Most government initiatives identified as a way of boosting the economy through the construction has floundered in the execution
This week’s cabinet reshuffle has produced a distinctly “new term” feel about the government’s return to parliament. But the changes in many of the roles that directly affect construction - with former construction minister Mark Prisk taking on the housing brief, Locog chief Paul Deighton being brought in to spearhead infrastructure development, and arguably even the controversial replacement of transport secretary Justine Greening with one-time transport minister Patrick McLoughlin - represent more of a swapping of desks than a completely new intake.
This rearranging of familiar faces has the potential to be a positive one for the industry, as it offers the opportunity for fresh impetus into critical areas of spending and policy that have all but ground to a halt, without compounding current delay by bringing in ministers with little or no detailed sector knowledge. And, as the industry is acutely aware, the need for fresh impetus is becoming more critical by the day, as virtually every initiative identified by the government as a way of boosting the economy through the construction of social, energy and transport infrastructure has floundered in the execution.

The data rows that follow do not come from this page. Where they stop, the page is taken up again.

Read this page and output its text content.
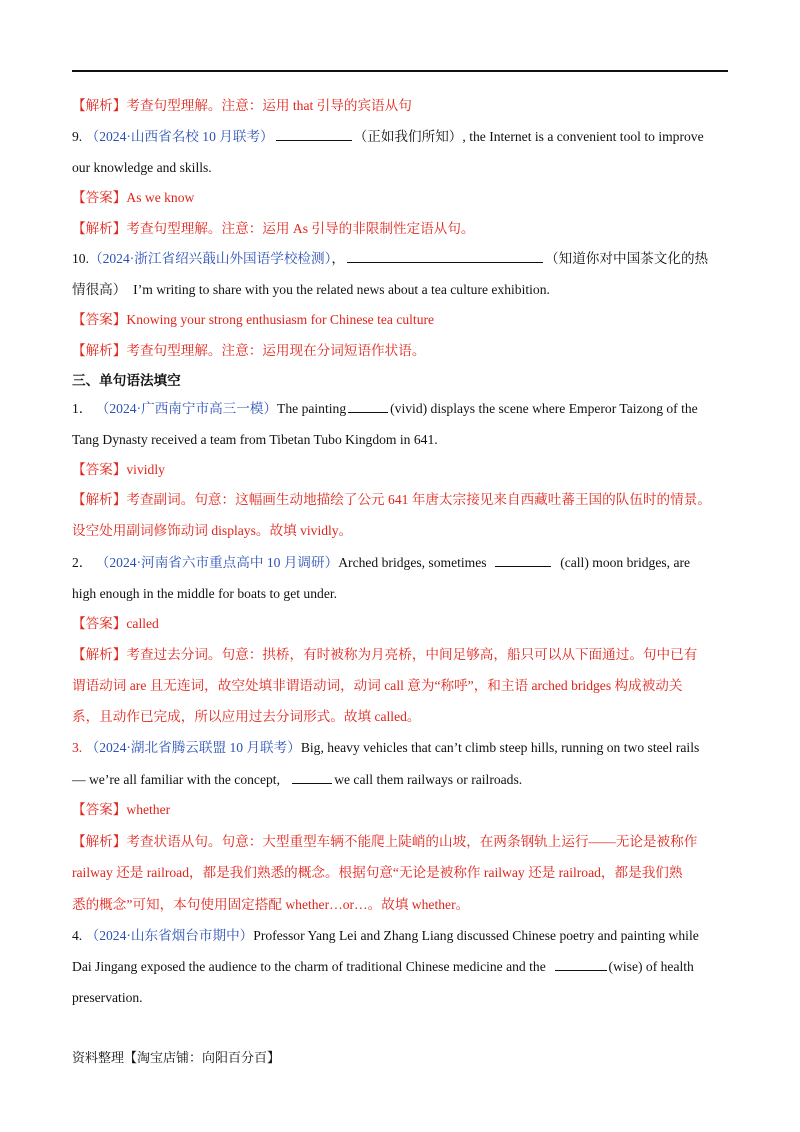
【解析】考查句型理解。注意：运用 that 引导的宾语从句
9. （2024·山西省名校 10 月联考）	（正如我们所知）, the Internet is a convenient tool to improve
our knowledge and skills.
【答案】As we know
【解析】考查句型理解。注意：运用 As 引导的非限制性定语从句。
10.（2024·浙江省绍兴蕺山外国语学校检测），	（知道你对中国茶文化的热
情很高） I’m writing to share with you the related news about a tea culture exhibition.
【答案】Knowing your strong enthusiasm for Chinese tea culture
【解析】考查句型理解。注意：运用现在分词短语作状语。
三、单句语法填空
1． （2024·广西南宁市高三一模）The painting	(vivid) displays the scene where Emperor Taizong of the
Tang Dynasty received a team from Tibetan Tubo Kingdom in 641.
【答案】vividly
【解析】考查副词。句意：这幅画生动地描绘了公元 641 年唐太宗接见来自西藏吐蕃王国的队伍时的情景。
设空处用副词修饰动词 displays。故填 vividly。
2． （2024·河南省六市重点高中 10 月调研）Arched bridges, sometimes	(call) moon bridges, are
high enough in the middle for boats to get under.
【答案】called
【解析】考查过去分词。句意：拱桥，有时被称为月亮桥，中间足够高，船只可以从下面通过。句中已有
谓语动词 are 且无连词，故空处填非谓语动词，动词 call 意为“称呼”，和主语 arched bridges 构成被动关
系，且动作已完成，所以应用过去分词形式。故填 called。
3. （2024·湖北省腾云联盟 10 月联考）Big, heavy vehicles that can’t climb steep hills, running on two steel rails
— we’re all familiar with the concept,	we call them railways or railroads.
【答案】whether
【解析】考查状语从句。句意：大型重型车辆不能爬上陡峭的山坡，在两条钢轨上运行——无论是被称作
railway 还是 railroad，都是我们熟悉的概念。根据句意“无论是被称作 railway 还是 railroad，都是我们熟
悉的概念”可知，本句使用固定搭配 whether…or…。故填 whether。
4. （2024·山东省烟台市期中）Professor Yang Lei and Zhang Liang discussed Chinese poetry and painting while
Dai Jingang exposed the audience to the charm of traditional Chinese medicine and the	(wise) of health
preservation.
资料整理【淘宝店铺：向阳百分百】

Virtually every initiative identified by the government as a way of boosting the economy through the construction of social, energy and transport infrastructure has floundered in the execution
A prime example of this is the education sector, which forms the focus of this week’s special “back to school” issue. With around two-thirds of the secondary school estate without recent investment and a shortage of thousands of places at primary level, there is no disputing the need for a meaningful construction programme. Yet, as we report in Are thse schools really a priority, the long-awaited £2bn PFI programme is still beset by delays, and even the government’s flagship free schools policy is struggling to develop as it envisaged, with a shortage of sites so severe that officials have had to take out an advert in the property press to find potential areas for development (News analysis: Space Exploration).
It’s not that there hasn’t been progress - two years after the government started pushing for standardised school designs, a handful of schools designed to those principles are opening to pupils (we review three of them on: Should schools be uniform). But, in the main, this development has been driven by industry, and if firms do not see government rhetoric around these services translating into a steady, predictable pipeline of work it doesn’t take an A-grade student to work out that they will wind down investment.
David Cameron’s reshuffle has been widely described as the start of positioning for the next election. That election will be fought around the economy and if the Conservative Party wishes to convince the country that it is delivering results, then the new ministers in post will have to look with urgency at where their departments’ central initiatives are not translating into work on the ground. Then, whether through fresh approaches to kickstarting financing, or increasing direct levels of government support in targeted quick-fix areas, they need to strain every sinew to get Britain moving, before the government is left with a legacy of headline initiatives with no workable detail, and, when it comes to schools, homes and energy, next to no material results.